High expectations are felt with the reunion of Glen Hansard and Markéta Irglová. The pair has a wonderful understanding of the essentials. Guitar, piano, voice. You can do plenty with that, and their partnership as The Swell Season, the first time the pair has worked together in over a decade, is a welcome reminder of their skill for soft and moving sounds. People We Used to Be, the lead single from the upcoming album, Forward, has the duo pick up with the contemporary folk sound they were so effective with the first time around. Once remains a delightful movie, and hearing the chemistry is still at play between the pair is a treat. People We Used to Be carries Hansard and Irglová to that expected quality, a level which has been matched, pushed, and matched again by folk contemporaries.
What, then, is their place? Hansard had a delightful solo album in 2023 with All That Was East Is West of Me Now, so too did Irglová with Where You Belong. The latter may not have reached as many ears as Hansard, but together, The Swell Season carries with them a burning passion, the constant of their sound. Growth as a person is not always a positive; that appears to be the message Hansard and Irglová offer on People We Used to Be. Listen that little bit closer, though, and what begins as a regret-filled change of heart becomes a charming acceptance of who we now are. The Swell Season speaks not to the listener, who is eavesdropping on a charmed and moving conversation between two songwriters. Separate, separate, overlap. That is the beauty of this song, where Hansard and Irglová are given time to develop their voice independently, before the inevitable, string-laden blowout at the end.
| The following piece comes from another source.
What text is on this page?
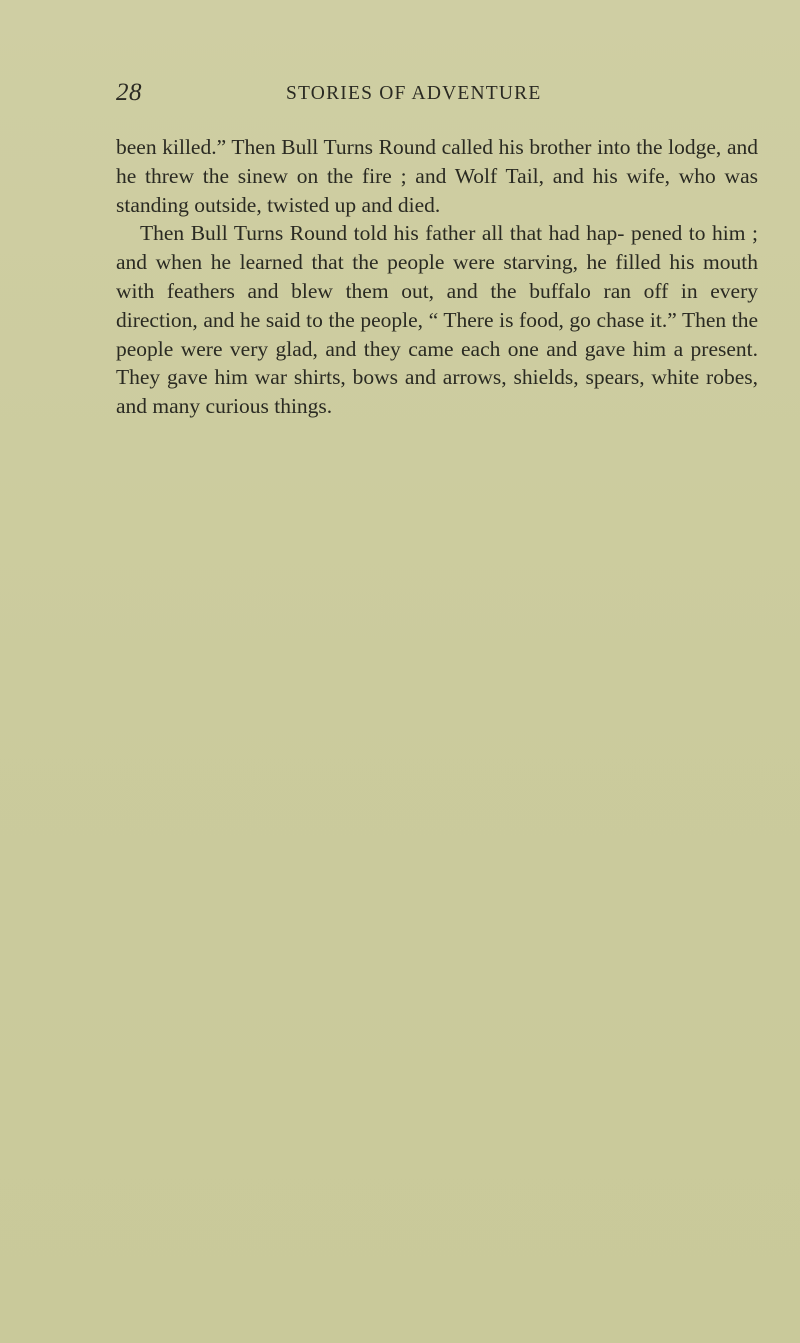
28	STORIES OF ADVENTURE

been killed.” Then Bull Turns Round called his brother into the lodge, and he threw the sinew on the fire ; and Wolf Tail, and his wife, who was standing outside, twisted up and died.

Then Bull Turns Round told his father all that had hap- pened to him ; and when he learned that the people were starving, he filled his mouth with feathers and blew them out, and the buffalo ran off in every direction, and he said to the people, “ There is food, go chase it.” Then the people were very glad, and they came each one and gave him a present. They gave him war shirts, bows and arrows, shields, spears, white robes, and many curious things.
Predictable it may be, People We Used to Be is borderline magical at times. Those who want to be moved, pushed on to be a better version of themselves, that is what this song offers. Do not be content with where you are now, even if satisfaction is the overwhelming feeling for the here and now. People We Used to Be accepts the passage of time, the impact of change on the heart. But what it does not accept is the change itself. Hansard and Irglová are magnificent in noting their distaste at the hard work coming undone. Those flames are dangerous. They hope their listeners, those who happen to be a part of this storytelling circle, see the reason and adapt it to their own lives. Change begets change and though the stumbles made are clear, Hansard and Irglová make a confident, comfortable offering.
Care is what becomes clear. Whether it is current and present or absent, eroded by the passage of time and those unforeseen changes, that is up to a listener. People We Used to Be offers a gap of suggestibility, a reasonable gap where a listener can insert themselves into the context of the song. But what People We Used to Be does not do is pander to the listener; it does not guide them by the hand to where they need to be. Step into the soul-searching, the shortcomings which come from predictable strings are overhauled by the fantastic vocal strengths of both singers, the piano and guitar overlap, which has been the core of their musical collaborations for decades now. Their folk sensibilities are lost to the wider appeal of louder sound, but it is understandable. People We Used to Be asks people to steady themselves, because the imbalance, the fall-off, is hard for loved ones to see.

Well said!
The entire album is beautiful. I Love “People we used to be”. Also “I Leave Everything to You” is the beautiful song I have heard in many years <3 "Hundred Words" is also just so moving and inspiring to me. I can't stop listening to all the songs on the record.